Doctors are making extraordinary strides when it comes to treating heart transplant patients, from the first ever pig-to-human heart transplant in Maryland to a new device being used in the Hudson Valley.
According to Dr. Masashi Kai, director of the Heart Transplant and Mechanical Circulatory Support program at Westchester Medical Center, the center became the first hospital in New York to procure a heart using the new TransMedics Organ Care System.
The transplant was successful and the patient, who is from Albany, is doing well, he said.
“Traditionally, when we do the heart transplant and go to the donor hospital and harvest the heart, and then put the heart in the icebox and then travel with the icebox to Westchester Medical Center to do the heart transplant … the problem with that is once you put the heart in the in the icebox, the heart's not beating,” Kai said, “and we don't know if the heart [can] function until you actually see the heart into the recipient chest.”
Dr.
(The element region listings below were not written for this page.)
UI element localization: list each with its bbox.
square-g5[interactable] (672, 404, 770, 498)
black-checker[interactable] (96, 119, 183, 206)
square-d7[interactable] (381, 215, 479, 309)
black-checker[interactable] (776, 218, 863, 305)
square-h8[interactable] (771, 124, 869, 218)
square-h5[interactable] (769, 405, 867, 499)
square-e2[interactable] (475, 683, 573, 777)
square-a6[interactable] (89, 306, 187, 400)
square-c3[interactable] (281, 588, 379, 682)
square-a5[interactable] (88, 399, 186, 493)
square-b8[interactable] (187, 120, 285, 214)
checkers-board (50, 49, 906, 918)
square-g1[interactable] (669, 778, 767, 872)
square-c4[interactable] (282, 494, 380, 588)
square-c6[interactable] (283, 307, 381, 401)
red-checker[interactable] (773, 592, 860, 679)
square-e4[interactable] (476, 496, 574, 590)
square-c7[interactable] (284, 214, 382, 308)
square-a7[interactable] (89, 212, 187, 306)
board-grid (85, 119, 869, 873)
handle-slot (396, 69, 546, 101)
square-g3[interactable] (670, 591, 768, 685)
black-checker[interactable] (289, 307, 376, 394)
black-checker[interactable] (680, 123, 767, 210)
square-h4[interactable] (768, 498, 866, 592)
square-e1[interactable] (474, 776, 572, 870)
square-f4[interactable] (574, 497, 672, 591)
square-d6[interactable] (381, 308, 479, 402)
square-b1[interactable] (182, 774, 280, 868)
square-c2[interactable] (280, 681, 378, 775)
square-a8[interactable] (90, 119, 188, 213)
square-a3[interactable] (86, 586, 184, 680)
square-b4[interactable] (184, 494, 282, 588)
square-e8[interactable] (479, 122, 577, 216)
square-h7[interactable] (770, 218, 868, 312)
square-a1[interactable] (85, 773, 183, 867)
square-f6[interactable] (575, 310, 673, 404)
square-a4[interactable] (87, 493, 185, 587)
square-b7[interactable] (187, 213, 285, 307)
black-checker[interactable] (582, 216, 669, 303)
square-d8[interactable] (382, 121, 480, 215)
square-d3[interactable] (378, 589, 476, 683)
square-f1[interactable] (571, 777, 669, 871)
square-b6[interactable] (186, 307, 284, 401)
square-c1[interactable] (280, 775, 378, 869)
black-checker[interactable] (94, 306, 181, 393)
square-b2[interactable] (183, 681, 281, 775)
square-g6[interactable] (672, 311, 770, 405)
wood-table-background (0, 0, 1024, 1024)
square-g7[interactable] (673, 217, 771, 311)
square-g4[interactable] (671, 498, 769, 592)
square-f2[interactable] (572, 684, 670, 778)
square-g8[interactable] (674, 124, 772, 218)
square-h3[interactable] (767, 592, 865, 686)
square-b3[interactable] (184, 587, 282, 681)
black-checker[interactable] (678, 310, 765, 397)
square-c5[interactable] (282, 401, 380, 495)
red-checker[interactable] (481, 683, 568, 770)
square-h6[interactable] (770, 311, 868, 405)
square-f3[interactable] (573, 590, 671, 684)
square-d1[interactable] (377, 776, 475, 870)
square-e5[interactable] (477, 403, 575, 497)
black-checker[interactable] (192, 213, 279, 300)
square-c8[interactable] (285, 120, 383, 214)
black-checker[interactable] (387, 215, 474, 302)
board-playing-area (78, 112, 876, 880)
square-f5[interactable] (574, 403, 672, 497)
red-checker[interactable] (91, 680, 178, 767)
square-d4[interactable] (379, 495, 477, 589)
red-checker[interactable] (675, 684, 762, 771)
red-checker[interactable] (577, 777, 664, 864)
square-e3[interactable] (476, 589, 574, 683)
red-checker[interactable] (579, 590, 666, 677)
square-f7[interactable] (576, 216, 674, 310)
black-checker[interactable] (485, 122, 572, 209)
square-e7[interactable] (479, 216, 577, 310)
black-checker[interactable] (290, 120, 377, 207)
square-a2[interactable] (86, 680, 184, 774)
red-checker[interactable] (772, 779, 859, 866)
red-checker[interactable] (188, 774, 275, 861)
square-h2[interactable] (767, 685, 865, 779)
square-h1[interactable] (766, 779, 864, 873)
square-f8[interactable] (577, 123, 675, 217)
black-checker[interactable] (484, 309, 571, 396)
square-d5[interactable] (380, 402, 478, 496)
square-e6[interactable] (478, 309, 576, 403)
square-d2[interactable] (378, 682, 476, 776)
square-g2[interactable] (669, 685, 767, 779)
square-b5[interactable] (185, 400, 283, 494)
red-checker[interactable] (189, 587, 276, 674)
Kai said with the new technology, they are able to keep the heart pumping instead of having it sit in cold storage.
“The heart can beat and stay warm, so it's not just ‘keep the heart pumping,'" Kai said. “Also, you can watch how the heart behaves in the box so you can really optimize the condition over the heart before you before we put the heart into the recipient."
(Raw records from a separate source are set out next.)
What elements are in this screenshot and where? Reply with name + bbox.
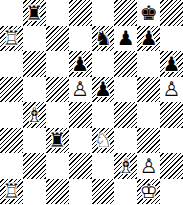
square-a1[interactable]: ♜♖ [0,179,23,205]
piece-white-bishop: ♝♗ [24,105,44,125]
piece-glyph: ♖ [1,181,21,201]
square-e1[interactable] [92,179,115,205]
square-b1[interactable] [23,179,46,205]
piece-black-pawn: ♟♟ [70,54,90,74]
square-c4[interactable] [46,102,69,128]
square-d5[interactable]: ♟♙ [69,77,92,103]
square-e5[interactable]: ♟♟ [92,77,115,103]
square-f5[interactable] [114,77,137,103]
square-b6[interactable] [23,51,46,77]
square-f3[interactable] [114,128,137,154]
square-f1[interactable] [114,179,137,205]
piece-glyph: ♟ [162,54,182,74]
piece-white-bishop: ♝♗ [116,156,136,176]
piece-black-pawn: ♟♟ [139,28,159,48]
piece-glyph: ♚ [139,3,159,23]
piece-glyph: ♞ [93,28,113,48]
square-c3[interactable]: ♜♜ [46,128,69,154]
square-h4[interactable] [160,102,183,128]
piece-white-pawn: ♟♙ [70,79,90,99]
piece-white-pawn: ♟♙ [162,79,182,99]
piece-white-rook: ♜♖ [1,28,21,48]
piece-black-pawn: ♟♟ [116,28,136,48]
square-d8[interactable] [69,0,92,26]
square-c2[interactable] [46,153,69,179]
piece-white-king: ♚♔ [139,181,159,201]
square-f2[interactable]: ♝♗ [114,153,137,179]
square-g5[interactable] [137,77,160,103]
square-b7[interactable] [23,26,46,52]
square-f8[interactable] [114,0,137,26]
square-b4[interactable]: ♝♗ [23,102,46,128]
square-h8[interactable] [160,0,183,26]
square-d4[interactable] [69,102,92,128]
square-a5[interactable] [0,77,23,103]
square-a4[interactable] [0,102,23,128]
piece-white-pawn: ♟♙ [139,156,159,176]
square-c6[interactable] [46,51,69,77]
square-g4[interactable] [137,102,160,128]
piece-black-pawn: ♟♟ [93,79,113,99]
piece-glyph: ♙ [139,156,159,176]
square-b5[interactable] [23,77,46,103]
piece-white-rook: ♜♖ [1,181,21,201]
square-d6[interactable]: ♟♟ [69,51,92,77]
piece-glyph: ♙ [162,79,182,99]
square-h1[interactable] [160,179,183,205]
piece-black-rook: ♜♜ [24,3,44,23]
piece-glyph: ♙ [70,79,90,99]
piece-glyph: ♔ [139,181,159,201]
piece-glyph: ♟ [93,79,113,99]
square-g8[interactable]: ♚♚ [137,0,160,26]
square-c5[interactable] [46,77,69,103]
piece-black-rook: ♜♜ [47,130,67,150]
piece-glyph: ♘ [93,130,113,150]
square-a7[interactable]: ♜♖ [0,26,23,52]
piece-glyph: ♟ [139,28,159,48]
square-e7[interactable]: ♞♞ [92,26,115,52]
square-a2[interactable] [0,153,23,179]
square-a6[interactable] [0,51,23,77]
square-h7[interactable] [160,26,183,52]
piece-glyph: ♖ [1,28,21,48]
square-d3[interactable] [69,128,92,154]
piece-glyph: ♗ [116,156,136,176]
square-h3[interactable] [160,128,183,154]
square-b2[interactable] [23,153,46,179]
piece-glyph: ♟ [70,54,90,74]
square-f7[interactable]: ♟♟ [114,26,137,52]
square-h2[interactable] [160,153,183,179]
square-b8[interactable]: ♜♜ [23,0,46,26]
square-f6[interactable] [114,51,137,77]
square-g7[interactable]: ♟♟ [137,26,160,52]
piece-black-knight: ♞♞ [93,28,113,48]
square-g6[interactable] [137,51,160,77]
square-g1[interactable]: ♚♔ [137,179,160,205]
square-a8[interactable] [0,0,23,26]
square-d2[interactable] [69,153,92,179]
square-e4[interactable] [92,102,115,128]
square-d1[interactable] [69,179,92,205]
square-h6[interactable]: ♟♟ [160,51,183,77]
square-c7[interactable] [46,26,69,52]
square-g2[interactable]: ♟♙ [137,153,160,179]
square-d7[interactable] [69,26,92,52]
square-e2[interactable] [92,153,115,179]
square-f4[interactable] [114,102,137,128]
square-h5[interactable]: ♟♙ [160,77,183,103]
square-e6[interactable] [92,51,115,77]
square-e3[interactable]: ♞♘ [92,128,115,154]
piece-glyph: ♜ [24,3,44,23]
piece-black-pawn: ♟♟ [162,54,182,74]
piece-white-knight: ♞♘ [93,130,113,150]
piece-glyph: ♟ [116,28,136,48]
piece-glyph: ♗ [24,105,44,125]
square-c1[interactable] [46,179,69,205]
piece-glyph: ♜ [47,130,67,150]
square-b3[interactable] [23,128,46,154]
square-c8[interactable] [46,0,69,26]
square-a3[interactable] [0,128,23,154]
square-g3[interactable] [137,128,160,154]
chess-board: ♜♜♚♚♜♖♞♞♟♟♟♟♟♟♟♟♟♙♟♟♟♙♝♗♜♜♞♘♝♗♟♙♜♖♚♔ [0,0,183,204]
square-e8[interactable] [92,0,115,26]
piece-black-king: ♚♚ [139,3,159,23]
“It means a lot because with this technology, the patient who needs a heart because of their disease in the Hudson [Valley has] more chance to have a heart transplant quickly and safely."
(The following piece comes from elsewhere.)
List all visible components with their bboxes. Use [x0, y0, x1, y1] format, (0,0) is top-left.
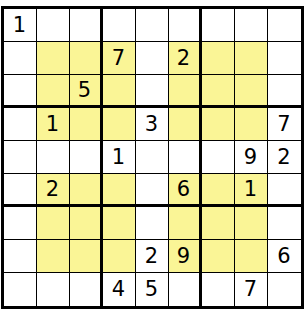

Dr. Kai said WMC has done 37 heart transplants last year and recently celebrated their 300th overall. They were able to use the new device on a few of those transplants. They have all been successful.
Kai adds that the pig heart transplant, performed on a patient last month in Baltimore, is huge.
“We have a lot of patients [needing a] heart transplant in the United States,” Kai said. “I guess far more than 100,000 people require a heart transplant.”
Kai said many people cannot find a suitable donor. In this case, the 57-year-old man who suffered from terminal heart disease was ineligible for a human transplant because of his poor health.
“With this pig heart, there's a huge potential that the patient who cannot get the regular heart transplants from the donor have opportunity to get the heart, so basically increasing the chance of survival,” said Kai.